Ice streams, which are like rivers of ice as much as 80 miles wide, are a study focus. Wiens said some studies over the past 40 years show some ice streams speeding up and others are slowing down.

Seismographs can detect sudden motion of the ice streams to help understand what controls their motion. Also, the rate of motion of the ice streams is related to the conditions of the rocks beneath.

“We need to know how hot the mantle is,” Wiens said. “If it’s really hot, the ice will flow easier. If it’s really cold, it won’t flow at all.”

Since this work is part of the IPY, the WUSTL group will not be the only researchers working on these projects. Chinese, French, Japanese and Italian seismologists will be in Antarctica, as will be Americans from Ohio State University, Columbia University and Penn State University, among others.

A collaboration with Ohio State combines the seismic data with global positioning system data in one coordinated project called Polenet. “Their data complements ours in understanding how the loss of ice is related to uplift of the land,” Wiens said.

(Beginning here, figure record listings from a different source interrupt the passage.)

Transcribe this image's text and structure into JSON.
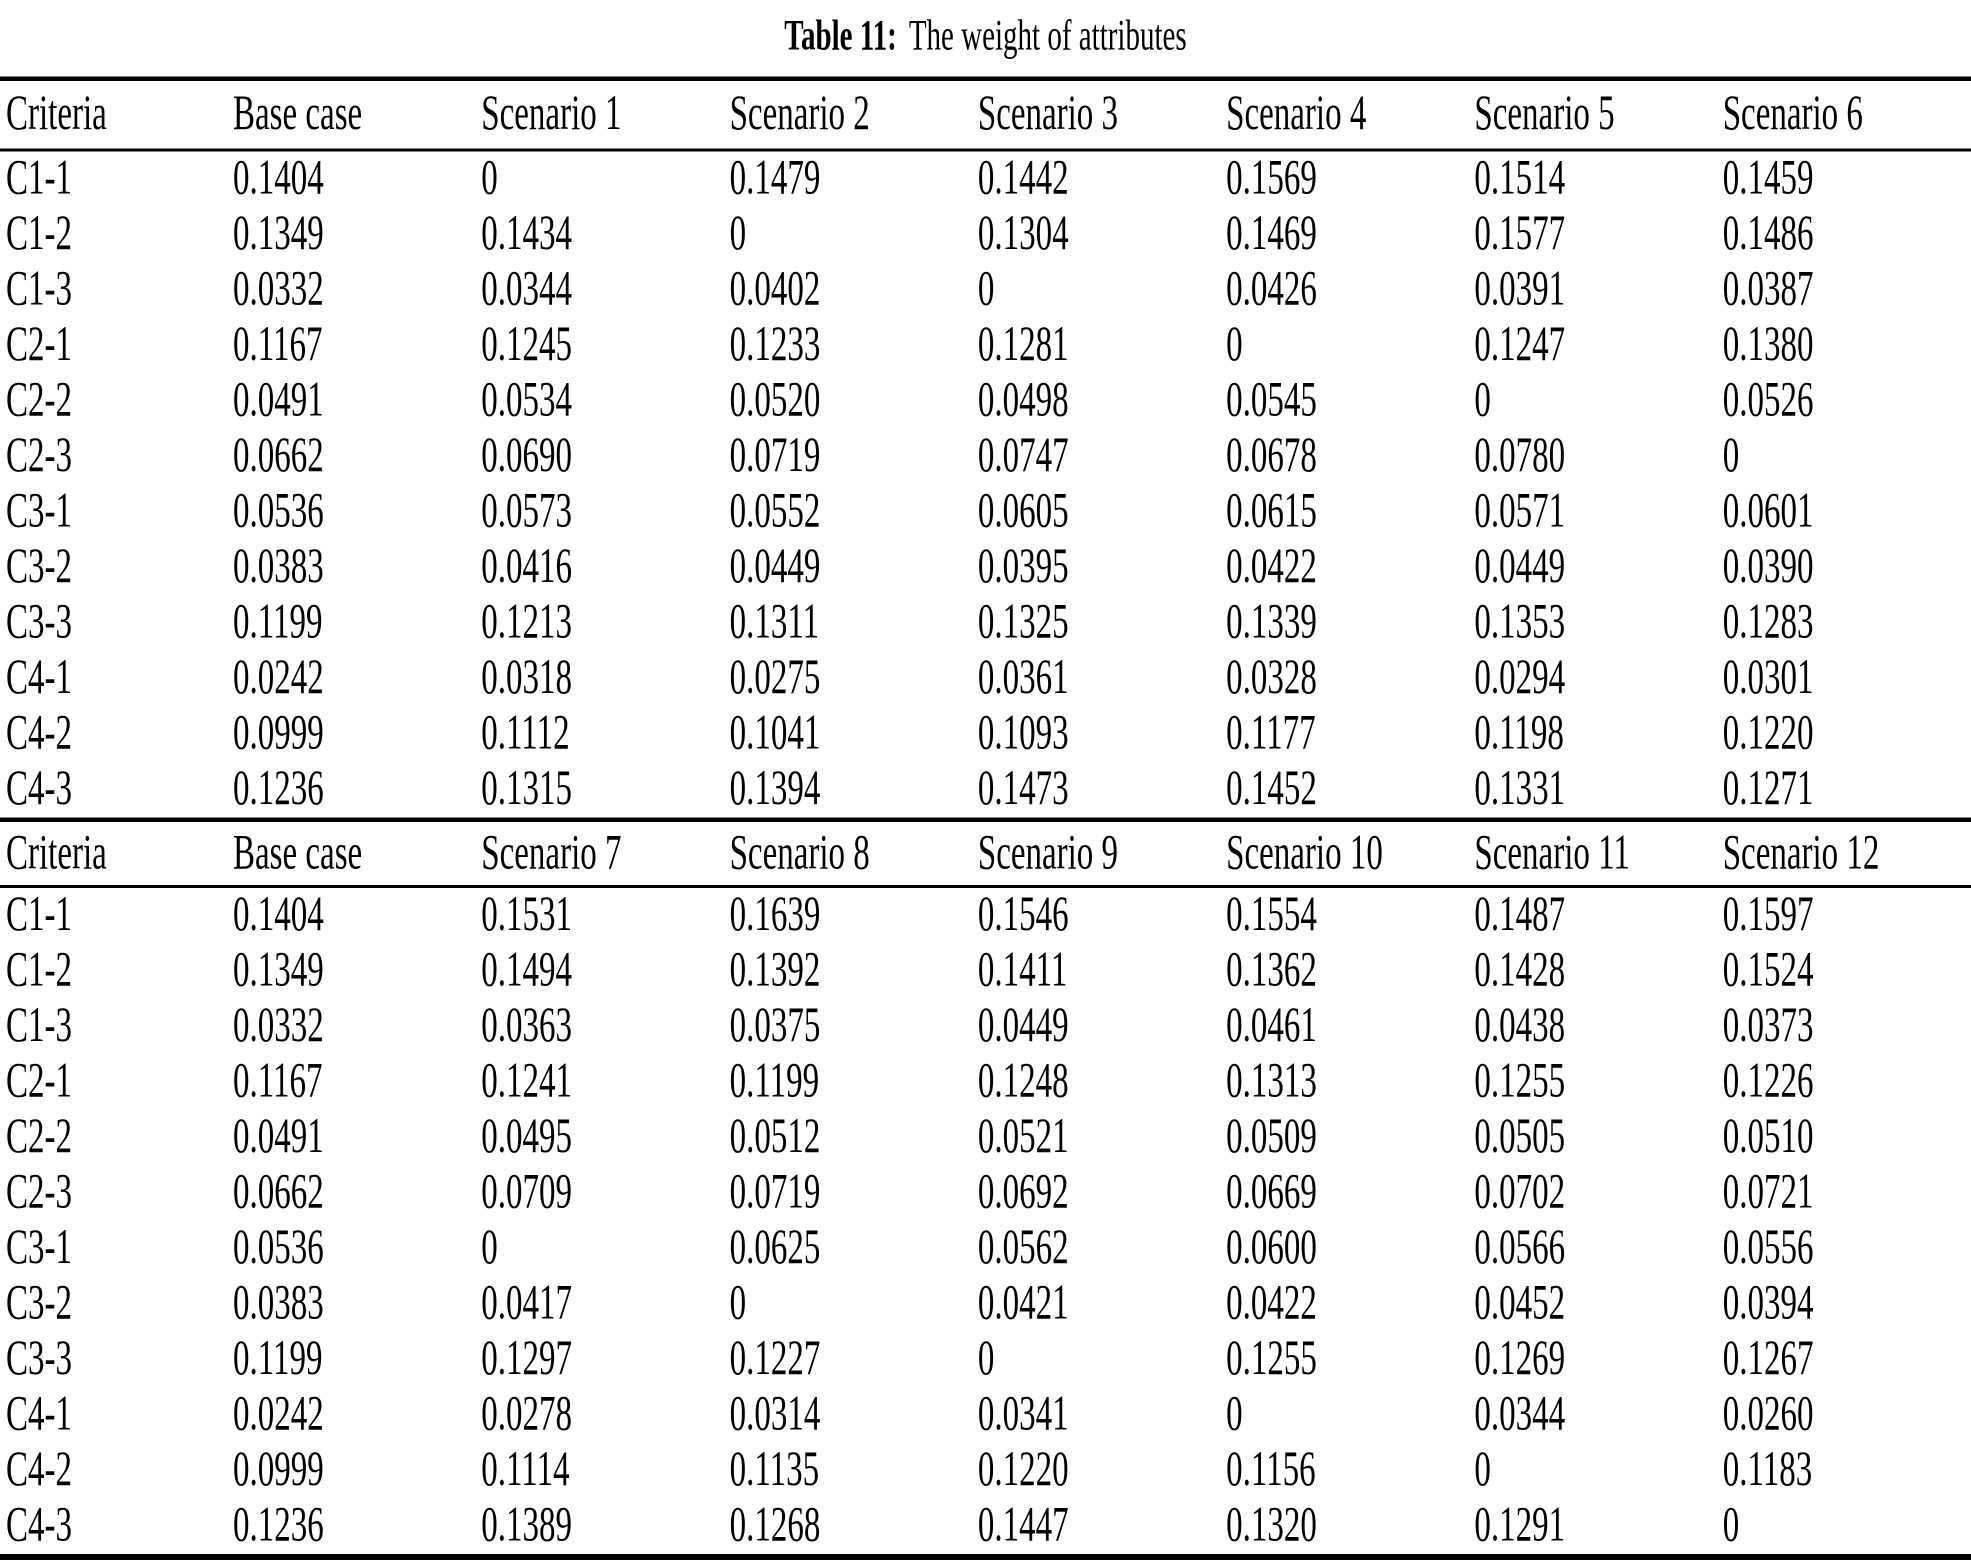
{
  "title": {
    "label": "Table 11:",
    "caption": "The weight of attributes"
  },
  "table": {
    "sections": [
      {
        "columns": [
          "Criteria",
          "Base case",
          "Scenario 1",
          "Scenario 2",
          "Scenario 3",
          "Scenario 4",
          "Scenario 5",
          "Scenario 6"
        ],
        "rows": [
          {
            "criteria": "C1-1",
            "values": [
              "0.1404",
              "0",
              "0.1479",
              "0.1442",
              "0.1569",
              "0.1514",
              "0.1459"
            ]
          },
          {
            "criteria": "C1-2",
            "values": [
              "0.1349",
              "0.1434",
              "0",
              "0.1304",
              "0.1469",
              "0.1577",
              "0.1486"
            ]
          },
          {
            "criteria": "C1-3",
            "values": [
              "0.0332",
              "0.0344",
              "0.0402",
              "0",
              "0.0426",
              "0.0391",
              "0.0387"
            ]
          },
          {
            "criteria": "C2-1",
            "values": [
              "0.1167",
              "0.1245",
              "0.1233",
              "0.1281",
              "0",
              "0.1247",
              "0.1380"
            ]
          },
          {
            "criteria": "C2-2",
            "values": [
              "0.0491",
              "0.0534",
              "0.0520",
              "0.0498",
              "0.0545",
              "0",
              "0.0526"
            ]
          },
          {
            "criteria": "C2-3",
            "values": [
              "0.0662",
              "0.0690",
              "0.0719",
              "0.0747",
              "0.0678",
              "0.0780",
              "0"
            ]
          },
          {
            "criteria": "C3-1",
            "values": [
              "0.0536",
              "0.0573",
              "0.0552",
              "0.0605",
              "0.0615",
              "0.0571",
              "0.0601"
            ]
          },
          {
            "criteria": "C3-2",
            "values": [
              "0.0383",
              "0.0416",
              "0.0449",
              "0.0395",
              "0.0422",
              "0.0449",
              "0.0390"
            ]
          },
          {
            "criteria": "C3-3",
            "values": [
              "0.1199",
              "0.1213",
              "0.1311",
              "0.1325",
              "0.1339",
              "0.1353",
              "0.1283"
            ]
          },
          {
            "criteria": "C4-1",
            "values": [
              "0.0242",
              "0.0318",
              "0.0275",
              "0.0361",
              "0.0328",
              "0.0294",
              "0.0301"
            ]
          },
          {
            "criteria": "C4-2",
            "values": [
              "0.0999",
              "0.1112",
              "0.1041",
              "0.1093",
              "0.1177",
              "0.1198",
              "0.1220"
            ]
          },
          {
            "criteria": "C4-3",
            "values": [
              "0.1236",
              "0.1315",
              "0.1394",
              "0.1473",
              "0.1452",
              "0.1331",
              "0.1271"
            ]
          }
        ]
      },
      {
        "columns": [
          "Criteria",
          "Base case",
          "Scenario 7",
          "Scenario 8",
          "Scenario 9",
          "Scenario 10",
          "Scenario 11",
          "Scenario 12"
        ],
        "rows": [
          {
            "criteria": "C1-1",
            "values": [
              "0.1404",
              "0.1531",
              "0.1639",
              "0.1546",
              "0.1554",
              "0.1487",
              "0.1597"
            ]
          },
          {
            "criteria": "C1-2",
            "values": [
              "0.1349",
              "0.1494",
              "0.1392",
              "0.1411",
              "0.1362",
              "0.1428",
              "0.1524"
            ]
          },
          {
            "criteria": "C1-3",
            "values": [
              "0.0332",
              "0.0363",
              "0.0375",
              "0.0449",
              "0.0461",
              "0.0438",
              "0.0373"
            ]
          },
          {
            "criteria": "C2-1",
            "values": [
              "0.1167",
              "0.1241",
              "0.1199",
              "0.1248",
              "0.1313",
              "0.1255",
              "0.1226"
            ]
          },
          {
            "criteria": "C2-2",
            "values": [
              "0.0491",
              "0.0495",
              "0.0512",
              "0.0521",
              "0.0509",
              "0.0505",
              "0.0510"
            ]
          },
          {
            "criteria": "C2-3",
            "values": [
              "0.0662",
              "0.0709",
              "0.0719",
              "0.0692",
              "0.0669",
              "0.0702",
              "0.0721"
            ]
          },
          {
            "criteria": "C3-1",
            "values": [
              "0.0536",
              "0",
              "0.0625",
              "0.0562",
              "0.0600",
              "0.0566",
              "0.0556"
            ]
          },
          {
            "criteria": "C3-2",
            "values": [
              "0.0383",
              "0.0417",
              "0",
              "0.0421",
              "0.0422",
              "0.0452",
              "0.0394"
            ]
          },
          {
            "criteria": "C3-3",
            "values": [
              "0.1199",
              "0.1297",
              "0.1227",
              "0",
              "0.1255",
              "0.1269",
              "0.1267"
            ]
          },
          {
            "criteria": "C4-1",
            "values": [
              "0.0242",
              "0.0278",
              "0.0314",
              "0.0341",
              "0",
              "0.0344",
              "0.0260"
            ]
          },
          {
            "criteria": "C4-2",
            "values": [
              "0.0999",
              "0.1114",
              "0.1135",
              "0.1220",
              "0.1156",
              "0",
              "0.1183"
            ]
          },
          {
            "criteria": "C4-3",
            "values": [
              "0.1236",
              "0.1389",
              "0.1268",
              "0.1447",
              "0.1320",
              "0.1291",
              "0"
            ]
          }
        ]
      }
    ]
  }
}
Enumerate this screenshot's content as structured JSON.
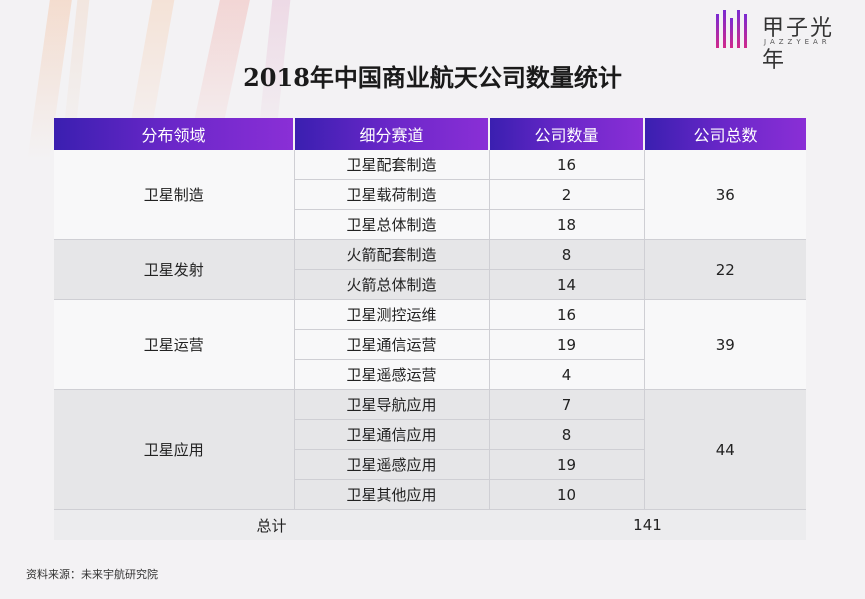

Rounding out Wiens’ research team are graduate students Mitchell Barklage and David Heeszel, a newbie to Antarctica. Antarctica veteran Patrick Shore, a lecturer and computer specialist in earth and planetary sciences, will go as well and has accompanied Wiens on many different seismic expeditions.

One important thing Wiens will stress to the group is sleep.

“You have to be careful that you keep sleeping,” Wiens said. “When you first get there, and it’s light all the time, you get jazzed up and want to keep working.

“Your body doesn’t really tell you to sleep. You get tired, but your eyes are telling you the sun is still out,” Wiens said.